Lors des élections de 2020, plus de 74 millions d'Américains avaient tout de même voté pour le candidat républicain. Une décision contre Trump devrait fortement irriter une partie d'entre eux. La prise du Capitole il y a trois ans avait prouvé qu'ils étaient prêts à se retourner contre les institutions américaines, si nécessaire en recourant à la violence.
Que va-t-il se passer en cas de victoire de Trump?
Une victoire donnerait à Trump un énorme coup de pouce. Il pourrait clamer haut et fort que la «chasse aux sorcières« lancée par les démocrates contre lui a échoué et que les forces qui tentent de l'empêcher de revenir au pouvoir ne sont que des perdants corrompus. Trump chercherait en outre à décrédibiliser toutes les autres procédures pénales en cours contre lui et à faire passer les autorités judiciaires pour des ennemis du peuple infiltrés par les démocrates.

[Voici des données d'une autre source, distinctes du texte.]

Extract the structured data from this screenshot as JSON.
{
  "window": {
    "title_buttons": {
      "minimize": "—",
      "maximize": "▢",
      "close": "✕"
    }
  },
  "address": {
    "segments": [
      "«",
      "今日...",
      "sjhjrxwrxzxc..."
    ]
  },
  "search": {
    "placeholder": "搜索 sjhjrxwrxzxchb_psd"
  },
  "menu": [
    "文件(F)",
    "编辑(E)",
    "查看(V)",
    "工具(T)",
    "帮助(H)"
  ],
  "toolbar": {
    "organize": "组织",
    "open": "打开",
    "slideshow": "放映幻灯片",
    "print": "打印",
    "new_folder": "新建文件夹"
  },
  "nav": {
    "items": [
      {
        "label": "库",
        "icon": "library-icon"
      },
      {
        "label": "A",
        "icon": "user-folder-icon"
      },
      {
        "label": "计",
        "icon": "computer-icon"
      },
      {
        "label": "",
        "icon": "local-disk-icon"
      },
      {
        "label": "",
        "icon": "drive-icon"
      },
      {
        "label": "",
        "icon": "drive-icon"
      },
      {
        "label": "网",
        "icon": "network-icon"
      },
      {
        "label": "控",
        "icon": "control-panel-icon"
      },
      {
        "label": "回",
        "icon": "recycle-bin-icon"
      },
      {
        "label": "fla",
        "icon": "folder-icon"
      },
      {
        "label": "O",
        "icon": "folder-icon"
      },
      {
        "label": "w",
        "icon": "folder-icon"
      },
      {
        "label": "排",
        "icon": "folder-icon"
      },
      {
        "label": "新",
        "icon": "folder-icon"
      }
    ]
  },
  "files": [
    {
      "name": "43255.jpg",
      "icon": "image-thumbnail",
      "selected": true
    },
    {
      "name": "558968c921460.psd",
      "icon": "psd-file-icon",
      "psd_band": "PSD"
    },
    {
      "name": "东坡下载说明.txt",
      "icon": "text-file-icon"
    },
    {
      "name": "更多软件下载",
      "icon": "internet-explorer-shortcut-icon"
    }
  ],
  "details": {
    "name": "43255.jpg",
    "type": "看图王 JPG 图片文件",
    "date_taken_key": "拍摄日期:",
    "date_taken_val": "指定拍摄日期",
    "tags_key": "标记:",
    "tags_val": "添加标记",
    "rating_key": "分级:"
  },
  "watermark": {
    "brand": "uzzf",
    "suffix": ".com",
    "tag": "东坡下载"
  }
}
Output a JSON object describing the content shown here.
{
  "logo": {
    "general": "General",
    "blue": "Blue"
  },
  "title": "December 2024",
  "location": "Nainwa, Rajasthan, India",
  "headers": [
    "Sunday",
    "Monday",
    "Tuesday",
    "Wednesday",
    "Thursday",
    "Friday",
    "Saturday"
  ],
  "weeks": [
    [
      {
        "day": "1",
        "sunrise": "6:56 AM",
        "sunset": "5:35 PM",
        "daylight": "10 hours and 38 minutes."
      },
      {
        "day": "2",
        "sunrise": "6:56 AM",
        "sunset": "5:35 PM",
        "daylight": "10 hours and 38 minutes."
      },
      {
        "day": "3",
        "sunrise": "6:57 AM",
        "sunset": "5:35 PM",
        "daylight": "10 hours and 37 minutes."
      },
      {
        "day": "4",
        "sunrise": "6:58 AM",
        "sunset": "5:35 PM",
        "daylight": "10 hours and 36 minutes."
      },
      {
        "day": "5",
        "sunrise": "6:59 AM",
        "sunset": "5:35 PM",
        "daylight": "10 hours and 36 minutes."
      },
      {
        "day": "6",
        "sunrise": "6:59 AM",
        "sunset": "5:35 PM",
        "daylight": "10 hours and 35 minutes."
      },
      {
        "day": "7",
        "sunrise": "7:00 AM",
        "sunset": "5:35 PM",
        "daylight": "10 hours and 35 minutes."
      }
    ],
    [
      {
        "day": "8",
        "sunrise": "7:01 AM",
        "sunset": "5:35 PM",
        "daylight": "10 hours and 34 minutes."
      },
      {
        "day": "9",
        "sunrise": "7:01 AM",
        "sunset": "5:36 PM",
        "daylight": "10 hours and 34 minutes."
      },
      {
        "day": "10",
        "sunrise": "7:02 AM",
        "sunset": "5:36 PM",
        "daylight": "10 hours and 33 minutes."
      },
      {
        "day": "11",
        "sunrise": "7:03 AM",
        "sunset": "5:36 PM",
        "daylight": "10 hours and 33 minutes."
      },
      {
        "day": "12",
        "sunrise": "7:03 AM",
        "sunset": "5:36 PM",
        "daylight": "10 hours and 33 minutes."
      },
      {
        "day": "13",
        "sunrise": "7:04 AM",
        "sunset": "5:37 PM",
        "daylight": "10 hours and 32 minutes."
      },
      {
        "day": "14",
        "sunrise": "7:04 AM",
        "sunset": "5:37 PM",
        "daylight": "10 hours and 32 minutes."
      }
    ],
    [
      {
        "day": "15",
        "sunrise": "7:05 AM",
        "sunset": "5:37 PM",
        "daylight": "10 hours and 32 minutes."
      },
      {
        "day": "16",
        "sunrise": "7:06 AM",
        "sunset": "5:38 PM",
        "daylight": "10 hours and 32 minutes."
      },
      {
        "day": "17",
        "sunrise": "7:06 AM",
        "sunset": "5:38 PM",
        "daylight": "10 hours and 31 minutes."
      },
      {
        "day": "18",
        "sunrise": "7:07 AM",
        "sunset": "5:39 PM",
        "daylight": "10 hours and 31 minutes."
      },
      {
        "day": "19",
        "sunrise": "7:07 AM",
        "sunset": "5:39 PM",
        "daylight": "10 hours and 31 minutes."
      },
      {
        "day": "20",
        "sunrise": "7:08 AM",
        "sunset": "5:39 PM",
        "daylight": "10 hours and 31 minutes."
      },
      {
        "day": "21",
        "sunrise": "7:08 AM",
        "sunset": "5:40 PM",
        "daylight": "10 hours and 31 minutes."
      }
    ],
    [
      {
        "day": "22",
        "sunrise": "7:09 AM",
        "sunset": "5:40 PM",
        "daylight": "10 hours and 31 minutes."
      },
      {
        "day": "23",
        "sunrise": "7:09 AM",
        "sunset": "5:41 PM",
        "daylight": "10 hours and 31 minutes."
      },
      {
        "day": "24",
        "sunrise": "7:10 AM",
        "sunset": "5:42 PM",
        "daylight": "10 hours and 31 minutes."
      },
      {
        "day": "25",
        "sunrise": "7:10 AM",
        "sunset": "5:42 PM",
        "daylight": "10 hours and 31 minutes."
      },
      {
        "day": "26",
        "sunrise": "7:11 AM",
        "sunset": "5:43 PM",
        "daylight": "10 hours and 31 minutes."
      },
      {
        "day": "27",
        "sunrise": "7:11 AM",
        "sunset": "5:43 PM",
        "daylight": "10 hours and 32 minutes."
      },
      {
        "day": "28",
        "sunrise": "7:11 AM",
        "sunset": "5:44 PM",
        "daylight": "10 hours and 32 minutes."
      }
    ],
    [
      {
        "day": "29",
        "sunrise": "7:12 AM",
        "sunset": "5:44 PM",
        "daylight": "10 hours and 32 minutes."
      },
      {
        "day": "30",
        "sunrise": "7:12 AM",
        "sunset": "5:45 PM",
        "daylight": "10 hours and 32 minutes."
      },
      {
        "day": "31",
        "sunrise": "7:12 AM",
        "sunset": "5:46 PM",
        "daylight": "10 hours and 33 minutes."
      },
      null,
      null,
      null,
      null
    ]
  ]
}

Quel est le verdict le plus probable?
Avant de parvenir à un quelconque jugement, la Cour suprême doit répondre à plusieurs questions: le président américain est-il un «fonctionnaires des États-Unis», comme évoqué dans le 14e amendement, ou ce statut ne s'applique-t-il pas à lui? L'assaut du 6 janvier constituait-il vraiment une révolte? Et si oui, Trump y a-t-il participé activement?
Le détail suivant est d'ailleurs passionnant: dans l'amendement constitutionnel en question, il est littéralement écrit que les révoltés casseurs ne pourront plus jamais «occuper une fonction», mais pas qu'ils ne pourront plus jamais être candidats à cette fonction. Les juges suprêmes pourraient donc permettre à Trump de se présenter. S'il devait alors effectivement remporter l'élection, c'est le Congrès américain devrait décider le 6 janvier 2025 de valider ou non l'élection, soit quatre ans jour pour jour après l'assaut du capitole. Nombreuses sont les personnes qui s'inquiètent de voir cette scène se reproduire.
Quand est-ce que la décision finale sera rendue?
Ce n'est pas clair. En théorie, les neuf juges peuvent prendre un temps infini. On s'attend toutefois à ce que leur décision soit rendue avant le 5 mars, date du «Super Tuesday». Ce dernier verra pas moins de 15 États organiser leurs primaires simultanément.